Sounds like the producers were aiming for The Real World with cell bars instead of cocktail bars.
“Here’s two guys, 22-23 years old, one chose a life of crime, one chose a life of corrections. They were going to follow these people but they wanted to work outside the jail, in different courthouses and through the criminal justice system,” Grisham said.
“It was a long, drawn-out process just to get them permission [and] after four months of work, they just one morning disappeared. They never called us.”
So when Cops producer John Langley and his son, Morgan, contacted the Tarrant County Sheriff’s Department, Sheriff Dee Anderson and his crew were a little skeptical.
“It took John … and Morgan coming to Fort Worth to talk to Sheriff Anderson,” Grisham said. “We said we’d try it.”
The Morgans shot several episodes of Cops in Fort Worth, but Grisham says that really had no bearing on whether the sheriff’s office would give its stamp of approval.
“There seemed to have been a great deal of turnover and time passing since they did Cops. I don’t think we had a lot of people still there [with the police department] to talk to,” he said. “Cops is just a completely different show.”
Shooting on the Tarrant episodes began in May, and the department is allowed to review footage before it airs later in the season.
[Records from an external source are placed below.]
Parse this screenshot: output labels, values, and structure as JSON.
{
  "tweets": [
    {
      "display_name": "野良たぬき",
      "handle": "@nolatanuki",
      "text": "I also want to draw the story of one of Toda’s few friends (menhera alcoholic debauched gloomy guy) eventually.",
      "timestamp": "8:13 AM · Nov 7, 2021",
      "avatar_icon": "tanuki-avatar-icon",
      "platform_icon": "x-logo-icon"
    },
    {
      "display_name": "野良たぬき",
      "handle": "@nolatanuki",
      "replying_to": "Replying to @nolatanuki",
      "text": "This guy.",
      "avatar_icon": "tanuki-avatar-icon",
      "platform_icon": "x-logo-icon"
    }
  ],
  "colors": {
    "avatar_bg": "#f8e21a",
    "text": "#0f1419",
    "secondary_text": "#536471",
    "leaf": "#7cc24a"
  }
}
Grisham says that all of the officers and inmates involved in the show do so voluntarily. Some officers even raised their hands for some off-camera work.
“Whenever [the show] needed an escort, they’d hire someone to go into the jails with them … ,” he said. “We began to trust [the producers] and they just did their thing.”
While Tarrant is just one of several county systems on screen in Jail: Big Texas, Grisham says it’s unique because many of its inmates come from other jails; it’s generally not the first intake point.
“[The producers] liked that about us. Our intake is not the madhouse that you see in most county jails. … Our intake area is very calm compared to any other county jail in Texas. This is a good change of pace, they say.
“In other jails, you get the best dramatic stuff in intake because you have police officers bringing people in who are in physical and emotional crisis. We don’t have a lot.
“We have some,” he added. “We are not a museum.”